Plants from Bartram’s Philadelphia garden were exchanged with a range of botanists, gardeners, & nurserymen in London & throughout Europe. Collinson also arranged funding from patrons among the British elite, which allowed Bartram to leave his farm & go plant hunting. During his career John Bartram traveled widely throughout the British colonies in North America—plant collecting began in the Mid-Atlantic colonies of Pennsylvania, New Jersey, Delaware, & Maryland. In time, Bartram traveled north to New York & New England, & south to Virginia, the Carolinas, Georgia & Florida, exploring a region spanning from Lake Ontario in New York to the St. John’s River in Florida, & from the Atlantic coast to the Ohio valley.

The garden's evolution over time both reflected & fostered Bartram’s vital scientific achievements & important intellectual exchange. Although not the first botanic collection in North America, by the middle of the eighteenth century Bartram’s Garden contained the most varied collection of North American plants in the world, & placed John Bartram at the center of a lucrative business centered on the transatlantic transfer of plants.

After the American Revolution, Bartram’s sons John Bartram, Jr. (1743–1812) & William Bartram (1739–1823), continued the international trade in plants & expanded the family’s botanic garden & nursery business.

Following his father’s lead, William became an important naturalist, artist, & author in his own right, & under his influence the garden became an educational center that aided in training a new generation of natural scientists & explorers. William’s Travels, published in 1791, chronicled his own exploration efforts & remains a milestone in American literature.

After 1812, Ann Bartram Carr (1779−1858), a daughter of John Bartram, Jr., maintained the family garden & business with her husband Colonel Robert Carr (1778−1866) & his son John Bartram Carr (1804−1839). Their commercial activities remained focused on international trade in native North American plants, although domestic demand also grew under their management.

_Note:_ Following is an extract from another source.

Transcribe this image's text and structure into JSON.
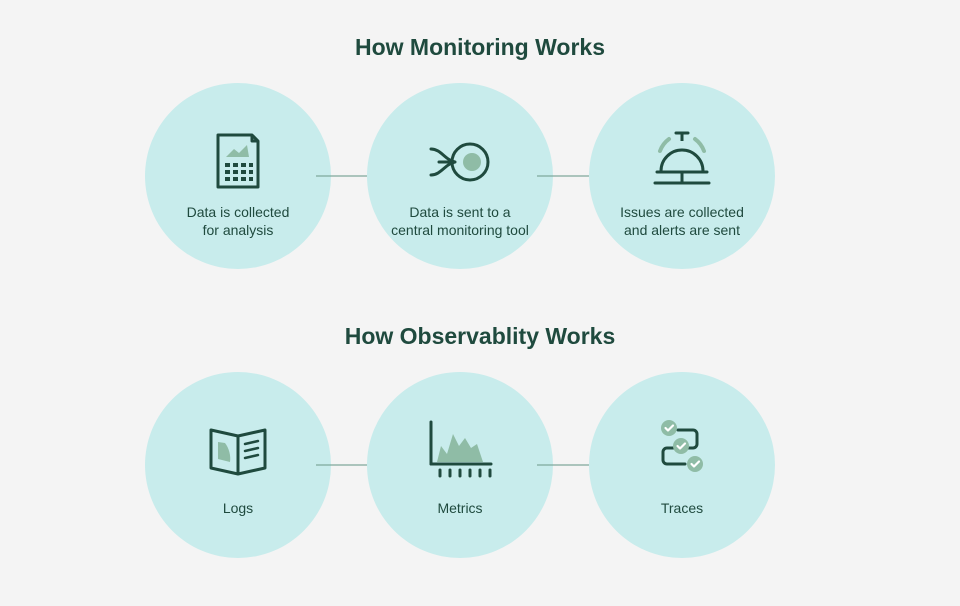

In 1850, financial difficulties led to the historic garden’s sale outside the family to Andrew M. Eastwick (1811–1879), who preserved it as a private park for his estate. Upon Eastwick’s 1879 death, a campaign to preserve the garden was organized by Thomas Meehan (1826–1901), in Philadelphia, with national assistance from Charles S. Sargent of the Arnold Arboretum in Boston, Massachusetts. In 1891, control of the site was turned over to the City of Philadelphia & it remains protected as a city park.